Машина тяжело ползет в пробках по бульварам, я нервничаю и ничего не могу с собой поделать, хотя никуда не спешу. В первом же попавшемся турагентстве — на всю операцию потребовалось десять минут — уже заказаны билеты, завтра Гена заедет и заберет их. Пора бы перестать удивляться, а я все вспоминаю, как впервые собирался за границу, в Болгарию. Оформлять начали за два месяца… Никогда мое поколение не научится воспринимать новую жизнь как норму, норма осталась там, а теперь послабления.

Перед тем как пересечь Тверскую, поток вовсе останавливается. Я разглядываю машину справа, это древняя «шестерка», за рулем хмурый мужик лет сорока, рядом женщина чуть помоложе с неярким, но милым лицом, правильные неприметные черты, выражение грустное — да, скорей всего, просто тоже злятся из-за пробок, а мне опять мерещится романтическая история. Стояла когда-то, когда и пробок-то еще не было, перед светофором такая же «шестерка», и женщина почувствовала взгляд из соседней машины, сказала мужчине… а, хватит! Хватит.

Ничего не было, прошлого нет и не было никогда.

Поехали.

Едем.

Все.

Мы сворачиваем в самом конце бульваров направо, поднимаемся по Солянке, и через две минуты Гена тормозит перед ампирными колоннами.

Я надеваю кепку — с утра захватил с собой — и вхожу в тихий, как в провинциальном кинотеатре, вестибюль, стены которого густо заклеены объявлениями, приоткрываю дверь в правую, малую молельную комнату. Бормотание и вскрикивания нескольких мужских голосов окатывают меня.
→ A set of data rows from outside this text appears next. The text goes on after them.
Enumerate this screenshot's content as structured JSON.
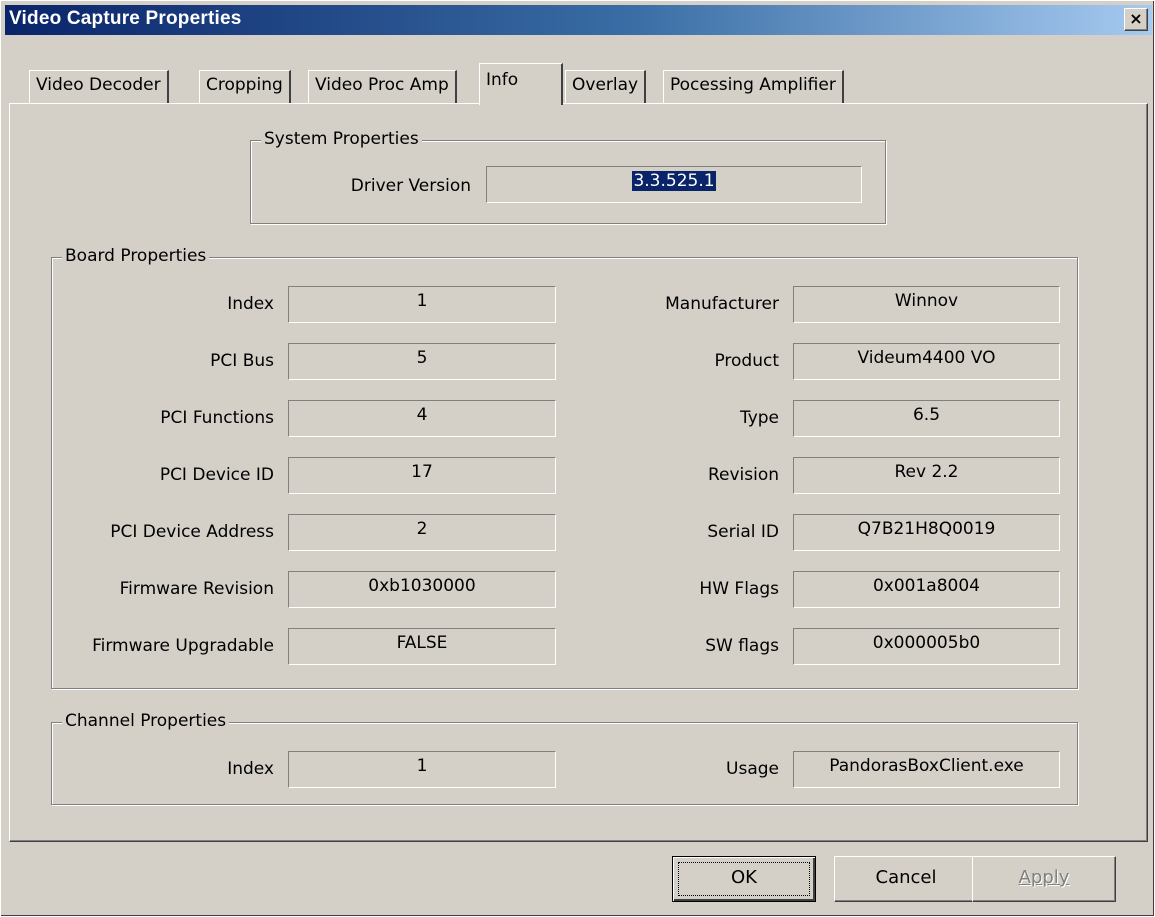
{
  "window": {
    "title": "Video Capture Properties",
    "close_glyph": "×"
  },
  "tabs": [
    {
      "label": "Video Decoder"
    },
    {
      "label": "Cropping"
    },
    {
      "label": "Video Proc Amp"
    },
    {
      "label": "Info",
      "active": true
    },
    {
      "label": "Overlay"
    },
    {
      "label": "Pocessing Amplifier"
    }
  ],
  "system_properties": {
    "title": "System Properties",
    "driver_version_label": "Driver Version",
    "driver_version_value": "3.3.525.1"
  },
  "board_properties": {
    "title": "Board Properties",
    "left": [
      {
        "label": "Index",
        "value": "1"
      },
      {
        "label": "PCI Bus",
        "value": "5"
      },
      {
        "label": "PCI Functions",
        "value": "4"
      },
      {
        "label": "PCI Device ID",
        "value": "17"
      },
      {
        "label": "PCI Device Address",
        "value": "2"
      },
      {
        "label": "Firmware Revision",
        "value": "0xb1030000"
      },
      {
        "label": "Firmware Upgradable",
        "value": "FALSE"
      }
    ],
    "right": [
      {
        "label": "Manufacturer",
        "value": "Winnov"
      },
      {
        "label": "Product",
        "value": "Videum4400 VO"
      },
      {
        "label": "Type",
        "value": "6.5"
      },
      {
        "label": "Revision",
        "value": "Rev 2.2"
      },
      {
        "label": "Serial ID",
        "value": "Q7B21H8Q0019"
      },
      {
        "label": "HW Flags",
        "value": "0x001a8004"
      },
      {
        "label": "SW flags",
        "value": "0x000005b0"
      }
    ]
  },
  "channel_properties": {
    "title": "Channel Properties",
    "index_label": "Index",
    "index_value": "1",
    "usage_label": "Usage",
    "usage_value": "PandorasBoxClient.exe"
  },
  "buttons": {
    "ok": "OK",
    "cancel": "Cancel",
    "apply": "Apply"
  },
  "colors": {
    "face": "#d4d0c8",
    "title_start": "#0a246a",
    "title_end": "#a6caf0",
    "selection": "#0a246a"
  }
}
Я пытаюсь угадать спину реба Яши — за столько лет я так и не узнал его фамилии — среди нескольких спин, покрытых белыми, с черными полосками талесами. Все одинаковые — спущены с левых плечей пиджаки, ремешками обмотаны обнаженные левые руки…

И тут же он оглядывается.

Я знаю его уже почти сорок лет. И тогда он был маленьким узкоплечим стариком, и тогда желто-седые волосы на висках просвечивали розовой сухой кожей, и почти не изменился он за эти годы, только стал еще меньше.

Мы идем в большой пустой зал, садимся рядом, он крепко держит меня за руку маленькой сухой лапкой, от которой идет странный жар, будто у него повышенная температура. Светло-голубые глаза его немного слезятся, но лицо выражает радость.

— Ну, Миша, вас же не было целый год, и где вы были? Я вам даже звонил, представляете? — Он говорит шепотом и оглядывается по сторонам, хотя в зале, кроме нас, никого нет. — Вы помните, что я вам звонил?

— Помню, реб Яша. — Я осторожно вытягиваю руку из его цепких пальчиков и кладу ему на плечо, под талесом я чувствую тонкие кости, как будто глажу птицу. — Я был занят, много работаю… А как вы?